Quantinuum und die Mitsubishi wollen die Anwendung von Quantencomputing in der industriellen Fertigung und im Design untersuchen und vorantreiben (Symbolbild). (Bild:  © abangaboy/stock.adobe.com)
Quantinuum und die Mitsubishi wollen die Anwendung von Quantencomputing in der industriellen Fertigung und im Design untersuchen und vorantreiben (Symbolbild).
(Bild: © abangaboy/stock.adobe.com)

Quantinuum und die Mitsubishi Electric Corporation haben eine unverbindliche Absichtserklärung (MOU) unterzeichnet. Die Unternehmen wollen die Anwendung von Quantencomputing in der industriellen Fertigung und im Design untersuchen und vorantreiben.

Schwerpunkt: CAE

Die Partner beabsichtigen, industrielle Anwendungsfälle mit hohem Potenzial zu identifizieren. Dabei stehen hybride Ansätze im Fokus, die Quantencomputing mit klassischen Verfahren für Engineering-Workflows kombinieren. Erste Schwerpunkte liegen im Bereich des computergestützten Engineerings (CAE), etwa bei der numerischen Strömungsmechanik (CFD) sowie bei Simulationen unter Nutzung logischer Qubits.

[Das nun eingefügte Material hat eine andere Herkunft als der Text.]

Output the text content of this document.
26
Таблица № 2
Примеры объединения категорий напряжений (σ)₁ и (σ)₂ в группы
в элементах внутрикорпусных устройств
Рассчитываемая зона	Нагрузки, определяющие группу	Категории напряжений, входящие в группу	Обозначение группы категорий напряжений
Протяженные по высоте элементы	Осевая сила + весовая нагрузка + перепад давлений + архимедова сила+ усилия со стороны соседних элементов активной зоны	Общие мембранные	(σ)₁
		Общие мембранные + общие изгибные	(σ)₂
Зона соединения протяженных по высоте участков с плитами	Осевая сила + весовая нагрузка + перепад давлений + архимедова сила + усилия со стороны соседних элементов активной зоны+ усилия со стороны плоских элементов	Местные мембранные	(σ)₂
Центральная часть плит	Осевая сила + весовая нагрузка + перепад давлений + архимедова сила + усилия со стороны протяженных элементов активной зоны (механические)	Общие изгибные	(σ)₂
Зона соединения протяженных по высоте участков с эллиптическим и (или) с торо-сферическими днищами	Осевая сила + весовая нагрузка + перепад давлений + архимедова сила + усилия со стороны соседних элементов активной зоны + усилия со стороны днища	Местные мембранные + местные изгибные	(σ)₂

Optimierung komplexer Designprozesse

Dr. Rajeeb Hazra, CEO von Quantinuum, erklärte dazu, man wolle durch die Zusammenarbeit einen praktischen Nutzen der Quantentechnologie für das Ingenieurwesen erzielen. Er führte aus, dass durch die Verbindung spezialisierter Rechenkapazitäten mit tiefgreifendem Ingenieurswissen komplexe Simulationsaufgaben effektiver gelöst werden könnten.

Fachwissen für die Hardware-Infrastruktur

Die Kooperation sieht vor, dass Quantinuum Zugang zu seinen Ionenfallen-Quantensystemen gewährt und bei der Algorithmenentwicklung berät. Mitsubishi Electric andererseits steuert Expertise in der elektromagnetischen Feldanalyse, der Strukturanalyse und der thermischen Fluidsimulation bei. Diese Fähigkeiten sind für Disziplinen wie Fabrikautomatisierung, Energietechnik und Gebäudesysteme relevant.

Mikio Takabayashi von Mitsubishi Electric merkt an, dass man durch die Verbindung von Fertigungserfahrung und digitaler Analyse die Machbarkeit von Quantentechnologien im industriellen Bereich prüfen wolle. Ziel sei, neue Ansätze zu entwickeln, die einen gesellschaftlichen und ökologischen Beitrag leisten könnten.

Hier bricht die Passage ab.